La sentencia del Tribunal de Justicia que resuelve el caso “Libertel” señala unas condiciones respecto de la representación gráfica ya antes precisadas por la sentencia Sieckmann[28]; ésta debe ser: “clara, precisa, completa en sí misma, fácilmente accesible, inteligible, duradera y objetiva”. Estas características son de gran importancia pues en la medida en que se exijan se estará protegiendo la libertad, la Competencia y a las marcas actuales y futuras, pues no se protege aquéllas concediendo una protección excesiva a unas pocas sino otorgando una protección razonable y limitada a las que se ajusten a tales criterios, no privando a la competencia de instrumentos eficaces para ganar mercado.

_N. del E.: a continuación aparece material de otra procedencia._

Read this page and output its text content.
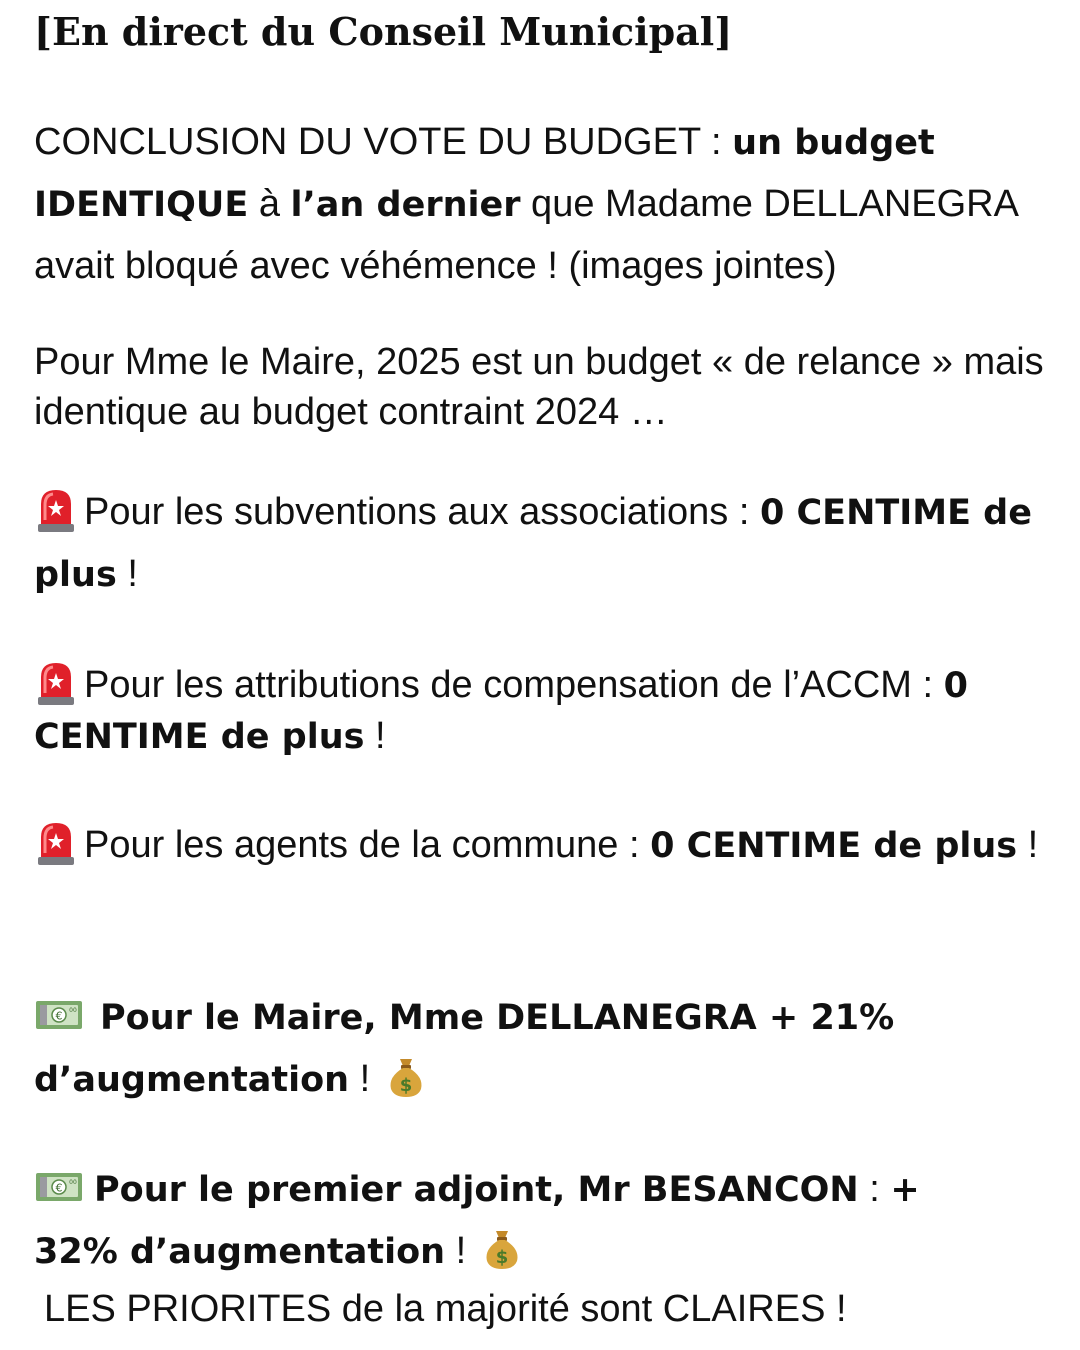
[En direct du Conseil Municipal]
CONCLUSION DU VOTE DU BUDGET : un budget IDENTIQUE à l’an dernier que Madame DELLANEGRA avait bloqué avec véhémence ! (images jointes)
Pour Mme le Maire, 2025 est un budget « de relance » mais identique au budget contraint 2024 …
Pour les subventions aux associations : 0 CENTIME de plus !
Pour les attributions de compensation de l’ACCM : 0 CENTIME de plus !
Pour les agents de la commune : 0 CENTIME de plus !
€ 00 Pour le Maire, Mme DELLANEGRA + 21% d’augmentation ! $
€ 00 Pour le premier adjoint, Mr BESANCON : + 32% d’augmentation ! $
LES PRIORITES de la majorité sont CLAIRES !
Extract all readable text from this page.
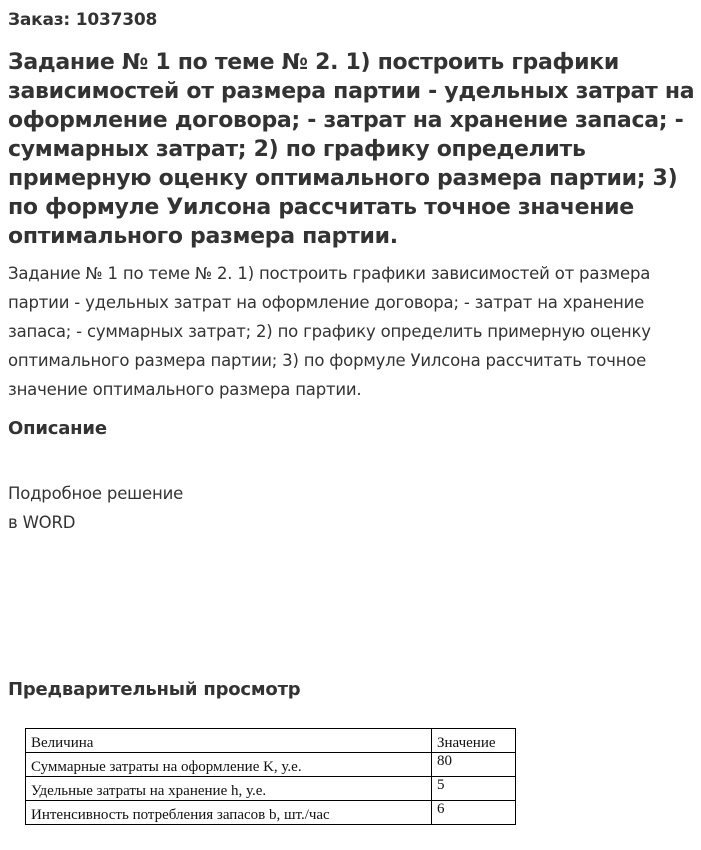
Заказ: 1037308
Задание № 1 по теме № 2. 1) построить графики зависимостей от размера партии - удельных затрат на оформление договора; - затрат на хранение запаса; - суммарных затрат; 2) по графику определить примерную оценку оптимального размера партии; 3) по формуле Уилсона рассчитать точное значение оптимального размера партии.

Задание № 1 по теме № 2. 1) построить графики зависимостей от размера партии - удельных затрат на оформление договора; - затрат на хранение запаса; - суммарных затрат; 2) по графику определить примерную оценку оптимального размера партии; 3) по формуле Уилсона рассчитать точное значение оптимального размера партии.

Описание
Подробное решение
в WORD
Предварительный просмотр
Величина	Значение
Суммарные затраты на оформление K, у.е.	80
Удельные затраты на хранение h, у.е.	5
Интенсивность потребления запасов b, шт./час	6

Por otro lado, el TJCE indicó que puede reputarse válida la descripción verbal del color, siempre que tal descripción esté formada a su vez por caracteres. Como correctamente apunta la Doctora Domínguez Pérez en el artículo referido anteriormente, parece difícil admitir que una descripción verbal de un color pueda cumplir válidamente con la exigencia de que sea duradera, pues llevará siempre implícita un componente subjetivo (en virtud de este argumento lo mismo se podría predicar respecto de la objetividad de la representación). Más problemático aún es la concurrencia en esta técnica del requisito de la precisión, pues por muy bien descrito que esté un color, tal descripción seguro comprenderá varías tonalidades. Además, en todo caso, la Regla 1 del artículo 1 del Reglamento comunitario de Ejecución del RMC y el artículo 1 del Reglamento interno exigen la “reproducción en color de la marca” y añaden: “también se indicarán, por escrito…”. Ante el tenor literal de la actual redacción de estos artículos no es posible afirmar jurídicamente que la mera descripción verbal cumpla con el requisito de la reproducción gráfica.

Por otro lado, el TJCE expresa razonablemente que una muestra de color puede no ser suficiente para cumplir válidamente el requisito de la representación gráfica del color, puesto que la muestra puede alterarse con el paso del tiempo por la acción de diversos agentes como la luz o el aire. Además, como señalan los doctores Pelease Capell y Solanelles Batlle (artículo indicado) la luz ambiental, la posición del signo, el color general del local, el contraste con los objetos o signos colindantes –y no digamos ya el soporte y el color de la estructura donde éste se apoye- inciden también sobre el color.

A este respecto, la profesora Domínguez señala la existencia de otras alternativas electrónicas o digitales, pero indica que aún no puede decirse que haya alcanzado un grado de desarrollo tal que las convierta en un medio absolutamente eficaz para la representación duradera del color. El verdadero problema en esta cuestión no reside tanto en el software –que también-, pues los programas actuales son muy precisos a la hora de definir el color como en la plasmación o reproducción por el hardware, al poderse obtener lecturas distintas según el procesador, la tarjeta gráfica, la pantalla o la impresora, pudiendo influir el equipo en general, incluso el programa –software- en concreto que lo reproduzca. Por tanto sería necesario –para cumplir el mencionado requisito- señalar en la solicitud el equipo exacto con todos los componentes que pudieran influir y el programa con el que se diseñó, lo que nos llevaría al absurdo de tener que reproducirlo en tales circunstancias en el caso de necesitar compararlo con otra tonalidad. No parece que exista todavía un sistema electrónico o digital lo suficientemente fiable como para reproducir con exactitud –provengan del equipo o programa que sea- los finos matices de las distintas tonalidades.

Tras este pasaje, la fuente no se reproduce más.